The agreement between the men was forged during a time when the late actor was suffering financial difficulties and needed cash to pay off debts. The two men, Little and Pullman, together purchased Hemsley’s residual income and agreed in 2005 that Pullman would pay $42,500 to Little and each would receive half of the residuals. Later, Little sued Pullman and alleged that the agreement was illegal and sought to have it thrown out.
For the last eight years, the two have been battling one another in court. Though the case isn’t finally resolved, a California appeals court recently ruled that the dispute was not ripe to go to arbitration, giving somewhat of a victory to Pullman.
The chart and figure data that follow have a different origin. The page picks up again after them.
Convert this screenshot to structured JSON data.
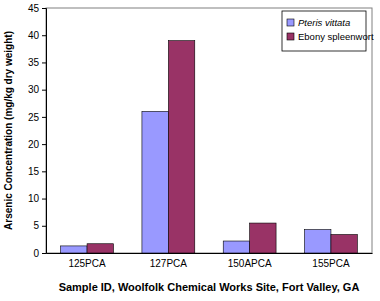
{
  "chart_data": {
    "type": "bar",
    "x_label": "Sample ID, Woolfolk Chemical Works Site, Fort Valley, GA",
    "y_label": "Arsenic Concentration (mg/kg dry weight)",
    "categories": [
      "125PCA",
      "127PCA",
      "150APCA",
      "155PCA"
    ],
    "series": [
      {
        "name": "Pteris vittata",
        "color": "#9999ff",
        "values": [
          1.3,
          26,
          2.2,
          4.3
        ]
      },
      {
        "name": "Ebony spleenwort",
        "color": "#993366",
        "values": [
          1.7,
          39,
          5.5,
          3.4
        ]
      }
    ],
    "ylim": [
      0,
      45
    ],
    "yticks": [
      0,
      5,
      10,
      15,
      20,
      25,
      30,
      35,
      40,
      45
    ],
    "grid": false,
    "legend": "upper right"
  }
}
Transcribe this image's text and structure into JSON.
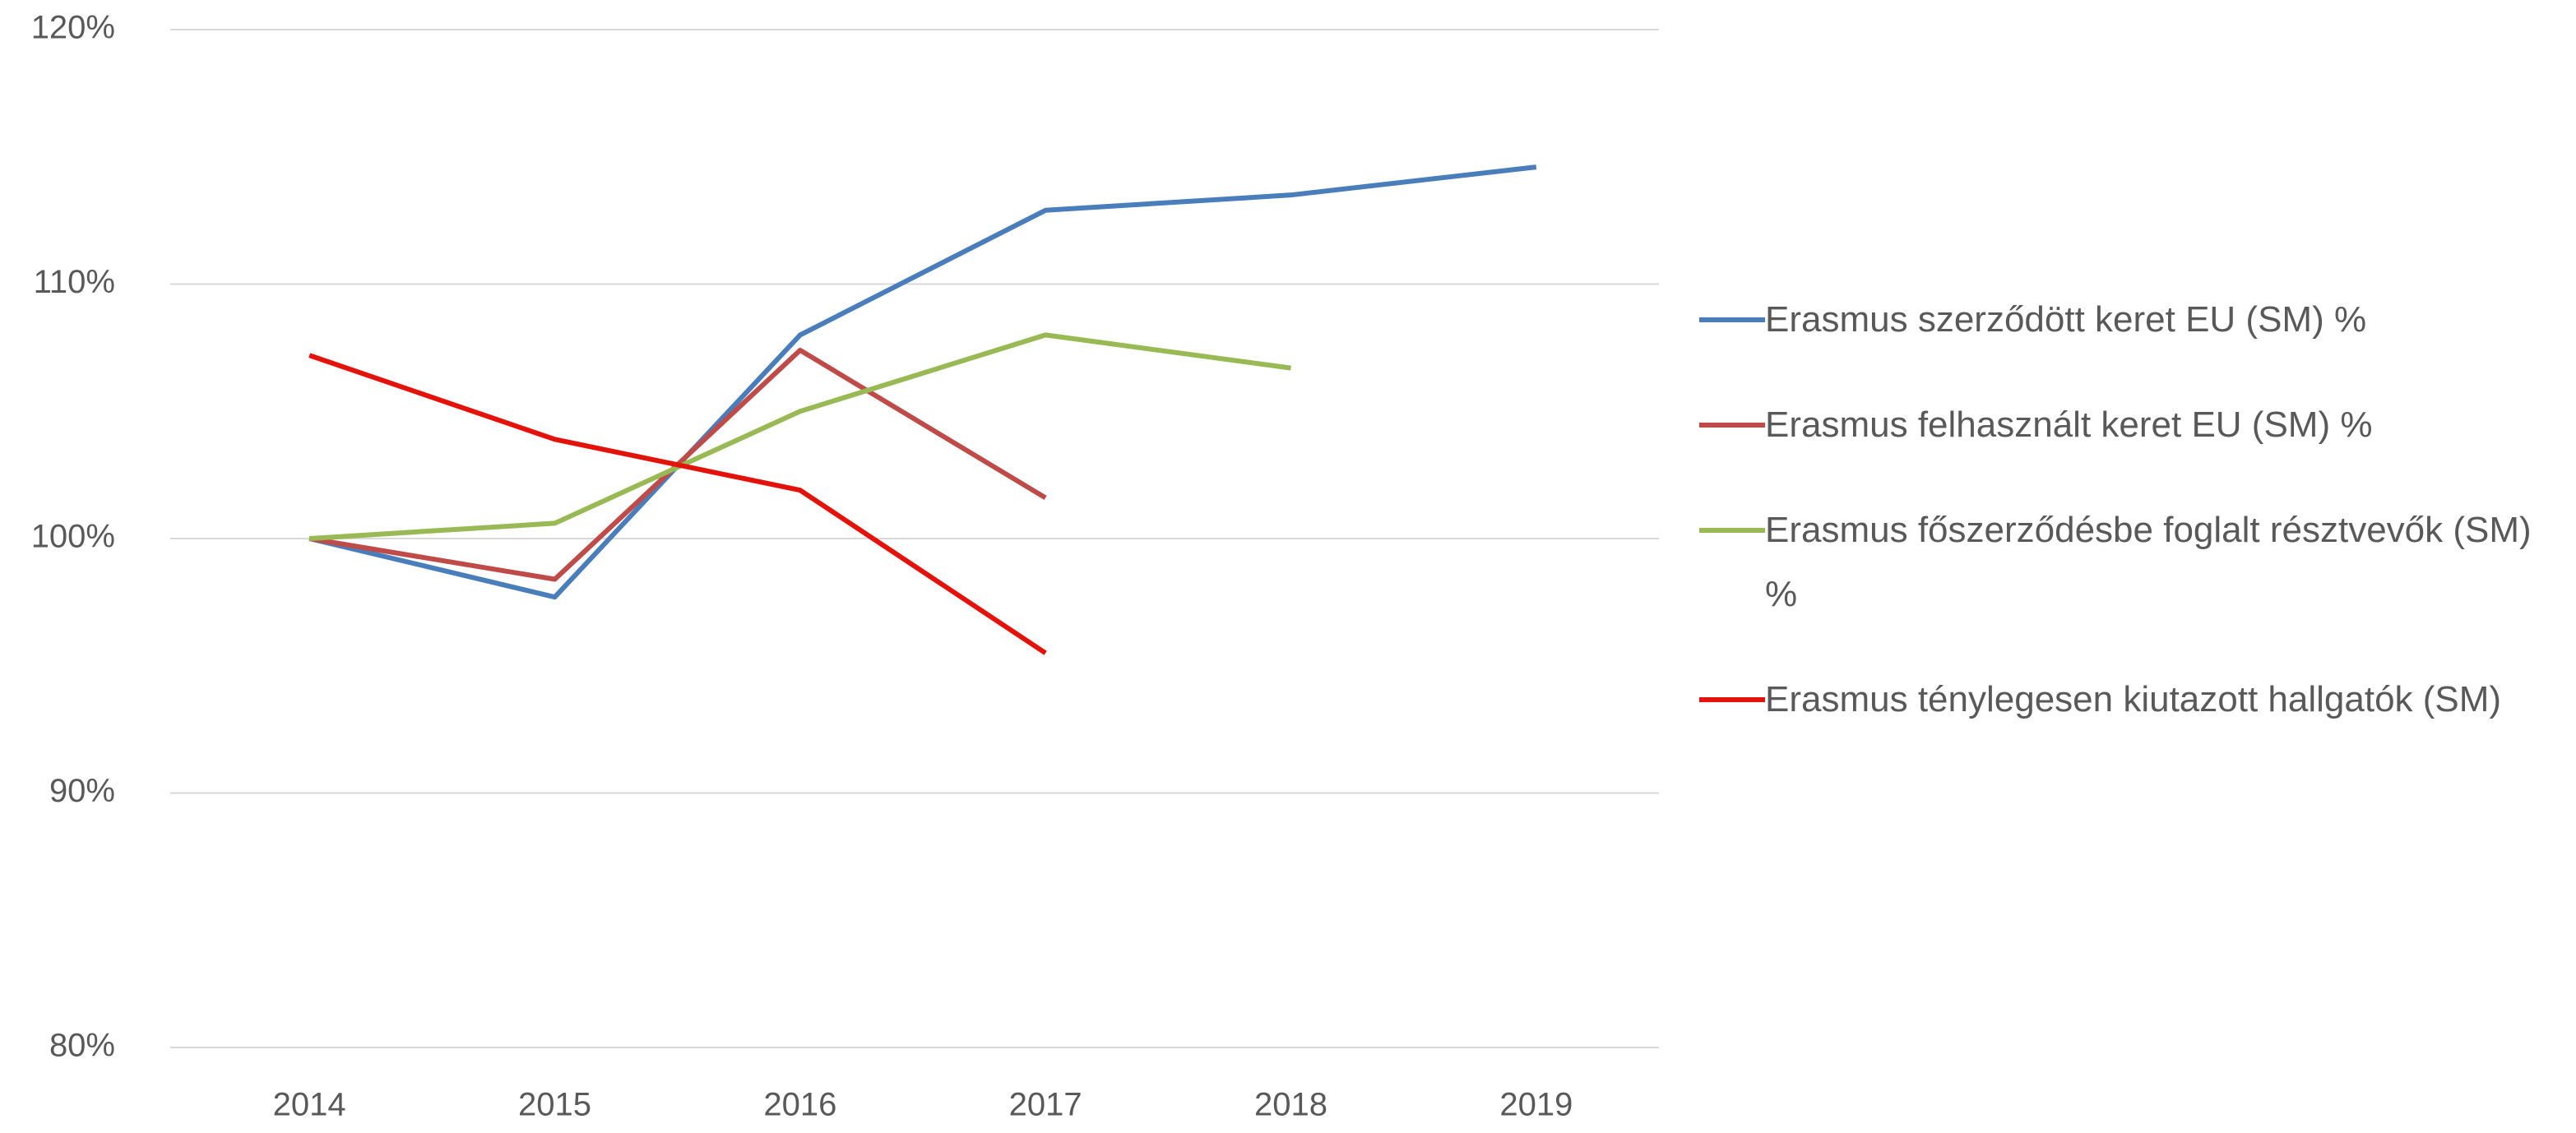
{
  "chart_data": {
    "type": "line",
    "categories": [
      "2014",
      "2015",
      "2016",
      "2017",
      "2018",
      "2019"
    ],
    "series": [
      {
        "name": "Erasmus szerződött keret EU (SM) %",
        "color": "#4a7ebb",
        "values": [
          100,
          97.7,
          108.0,
          112.9,
          113.5,
          114.6
        ]
      },
      {
        "name": "Erasmus felhasznált keret EU (SM) %",
        "color": "#be4b48",
        "values": [
          100,
          98.4,
          107.4,
          101.6,
          null,
          null
        ]
      },
      {
        "name": "Erasmus főszerződésbe foglalt résztvevők (SM) %",
        "color": "#98b954",
        "values": [
          100,
          100.6,
          105.0,
          108.0,
          106.7,
          null
        ]
      },
      {
        "name": "Erasmus ténylegesen kiutazott hallgatók (SM)",
        "color": "#e3120b",
        "values": [
          107.2,
          103.9,
          101.9,
          95.5,
          null,
          null
        ]
      }
    ],
    "ylim": [
      80,
      120
    ],
    "yticks": [
      {
        "value": 80,
        "label": "80%"
      },
      {
        "value": 90,
        "label": "90%"
      },
      {
        "value": 100,
        "label": "100%"
      },
      {
        "value": 110,
        "label": "110%"
      },
      {
        "value": 120,
        "label": "120%"
      }
    ],
    "grid": true,
    "legend": "right"
  }
}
Until the dispute is finally resolved, the late actor’s union, Screen Actors Guild, is holding on to the residual monies.
While the late actor’s estate is not involved in the current litigation, this case is a good reminder of the disputes that can arise following the death of a wealthy individual. Such disputes can be numerous, particularly when estate planning is done poorly. That is why it is so critical for people to work with a professional to do proper estate planning.